Captain Phillips begins with the captain (Tom Hanks) and his wife (Catherine Keener) driving to the airport and bantering about how their children are growing up in a harsh world where being righteous and diligent isn't enough anymore (perhaps an omen of what's to come?). Shortly after, Phillips and his crew load food aid for Africa in the Arabian Peninsula and do a once-over of the ship, the Maersk Alabama. Phillips is working with a new crew that isn't quite up to his standards, and neither is the ship, which ominously has unsecured "pirate gates."
As a result of that shabbiness, once the ship has made it around the Horn of Africa Phillips insists on drills. But just as he sounds the alarm, two speeding skiffs packed with armed men — the Somali pirates — come at the enormous cargo carrier. The pirates fail in their first strike, but have a trailing mother ship where they refuel, and are back nipping at the Alabama the next day.

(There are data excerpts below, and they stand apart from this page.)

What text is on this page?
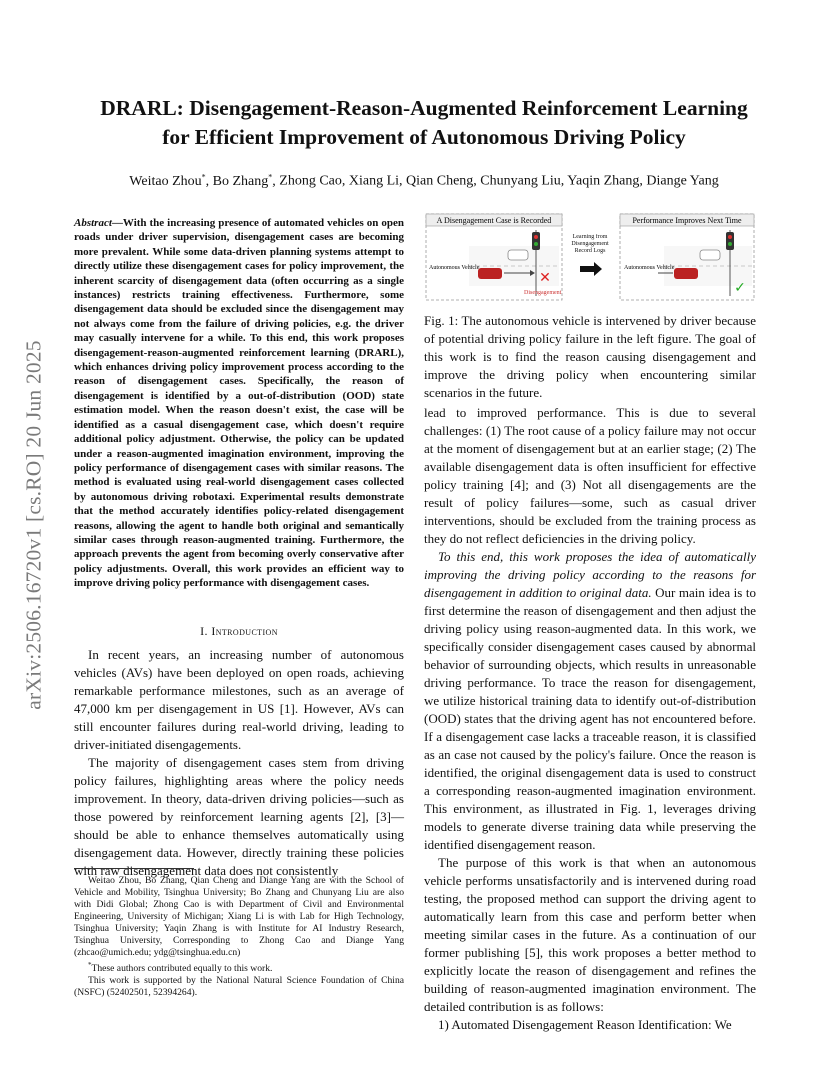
arXiv:2506.16720v1 [cs.RO] 20 Jun 2025
DRARL: Disengagement-Reason-Augmented Reinforcement Learning
for Efficient Improvement of Autonomous Driving Policy
Weitao Zhou*, Bo Zhang*, Zhong Cao, Xiang Li, Qian Cheng, Chunyang Liu, Yaqin Zhang, Diange Yang
Abstract—With the increasing presence of automated vehicles on open roads under driver supervision, disengagement cases are becoming more prevalent. While some data-driven planning systems attempt to directly utilize these disengagement cases for policy improvement, the inherent scarcity of disengagement data (often occurring as a single instances) restricts training effectiveness. Furthermore, some disengagement data should be excluded since the disengagement may not always come from the failure of driving policies, e.g. the driver may casually intervene for a while. To this end, this work proposes disengagement-reason-augmented reinforcement learning (DRARL), which enhances driving policy improvement process according to the reason of disengagement cases. Specifically, the reason of disengagement is identified by a out-of-distribution (OOD) state estimation model. When the reason doesn't exist, the case will be identified as a casual disengagement case, which doesn't require additional policy adjustment. Otherwise, the policy can be updated under a reason-augmented imagination environment, improving the policy performance of disengagement cases with similar reasons. The method is evaluated using real-world disengagement cases collected by autonomous driving robotaxi. Experimental results demonstrate that the method accurately identifies policy-related disengagement reasons, allowing the agent to handle both original and semantically similar cases through reason-augmented training. Furthermore, the approach prevents the agent from becoming overly conservative after policy adjustments. Overall, this work provides an efficient way to improve driving policy performance with disengagement cases.
I. Introduction

In recent years, an increasing number of autonomous vehicles (AVs) have been deployed on open roads, achieving remarkable performance milestones, such as an average of 47,000 km per disengagement in US [1]. However, AVs can still encounter failures during real-world driving, leading to driver-initiated disengagements.

The majority of disengagement cases stem from driving policy failures, highlighting areas where the policy needs improvement. In theory, data-driven driving policies—such as those powered by reinforcement learning agents [2], [3]—should be able to enhance themselves automatically using disengagement data. However, directly training these policies with raw disengagement data does not consistently

Weitao Zhou, Bo Zhang, Qian Cheng and Diange Yang are with the School of Vehicle and Mobility, Tsinghua University; Bo Zhang and Chunyang Liu are also with Didi Global; Zhong Cao is with Department of Civil and Environmental Engineering, University of Michigan; Xiang Li is with Lab for High Technology, Tsinghua University; Yaqin Zhang is with Institute for AI Industry Research, Tsinghua University, Corresponding to Zhong Cao and Diange Yang (zhcao@umich.edu; ydg@tsinghua.edu.cn)

*These authors contributed equally to this work.

This work is supported by the National Natural Science Foundation of China (NSFC) (52402501, 52394264).

A Disengagement Case is Recorded
✕
Autonomous Vehicle
Disengagement
Learning from Disengagement Record Logs
Performance Improves Next Time
✓
Autonomous Vehicle
Fig. 1: The autonomous vehicle is intervened by driver because of potential driving policy failure in the left figure. The goal of this work is to find the reason causing disengagement and improve the driving policy when encountering similar scenarios in the future.

lead to improved performance. This is due to several challenges: (1) The root cause of a policy failure may not occur at the moment of disengagement but at an earlier stage; (2) The available disengagement data is often insufficient for effective policy training [4]; and (3) Not all disengagements are the result of policy failures—some, such as casual driver interventions, should be excluded from the training process as they do not reflect deficiencies in the driving policy.

To this end, this work proposes the idea of automatically improving the driving policy according to the reasons for disengagement in addition to original data. Our main idea is to first determine the reason of disengagement and then adjust the driving policy using reason-augmented data. In this work, we specifically consider disengagement cases caused by abnormal behavior of surrounding objects, which results in unreasonable driving performance. To trace the reason for disengagement, we utilize historical training data to identify out-of-distribution (OOD) states that the driving agent has not encountered before. If a disengagement case lacks a traceable reason, it is classified as an case not caused by the policy's failure. Once the reason is identified, the original disengagement data is used to construct a corresponding reason-augmented imagination environment. This environment, as illustrated in Fig. 1, leverages driving models to generate diverse training data while preserving the identified disengagement reason.

The purpose of this work is that when an autonomous vehicle performs unsatisfactorily and is intervened during road testing, the proposed method can support the driving agent to automatically learn from this case and perform better when meeting similar cases in the future. As a continuation of our former publishing [5], this work proposes a better method to explicitly locate the reason of disengagement and refines the building of reason-augmented imagination environment. The detailed contribution is as follows:

1) Automated Disengagement Reason Identification: We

Three things seem to drive these criminals on the high seas: money, mind games, and stimulants. The pirates, who can speak English, impersonate the Somali Coast Guard, while Phillips, knowing they are listening in, pretends to call in an air strike and later lies about the operational condition of the ship. The Somalis, gaunt, angry, and hard to tell apart, all gnaw on a narcotic stimulant known as khat. When they're offered $30,000 to leave the ship, they laugh and mention that their last take was $6 million, to which Phillips replies, "Then why are you doing this?" It's a good question that unfortunately is never adequately addressed.
Phillips's men also see the whole situation as a financial transaction. They don't want to take on the task of repelling the pirates with the ship's high-power water cannons because they think they're not getting paid enough. Ultimately, they end up hiding in the hold while Phillips deals with the armed intruders.
Phillips and his crew employ some intriguing bits of chicanery to deal with the pirates, but eventually Phillips ends up in the survival capsule with the armed men and the U.S. Navy on their tail, and that's where the film breaks down. It becomes an endless loop of the pirates debating whether to kill Phillips and the Navy eternally searching for the right seam to let loose its mighty hammer.
The film is based on Phillip's memoir, A Captain's Duty: Somali Pirates, Navy SEALs, and Dangerous Days at Sea. The book has recently come under fire by crew members who claim it's a gross fictionalization of what really happened. So has the shipping company Phillips and his crew worked for, which allegedly sent the Alabama through pirate-infested waters as a shortcut in order to save on fuel costs.
The recent Danish film A Hijacking covered a similar real-life story with great success by burrowing into the lives and motivations of those in peril as well as their captors. Here, Greengrass wows with gorgeous oceanic vastness and crisp, taut editing, and Hanks conjures up a thespian tempest — but without anything solid to buoy them up, the film ends up foundering.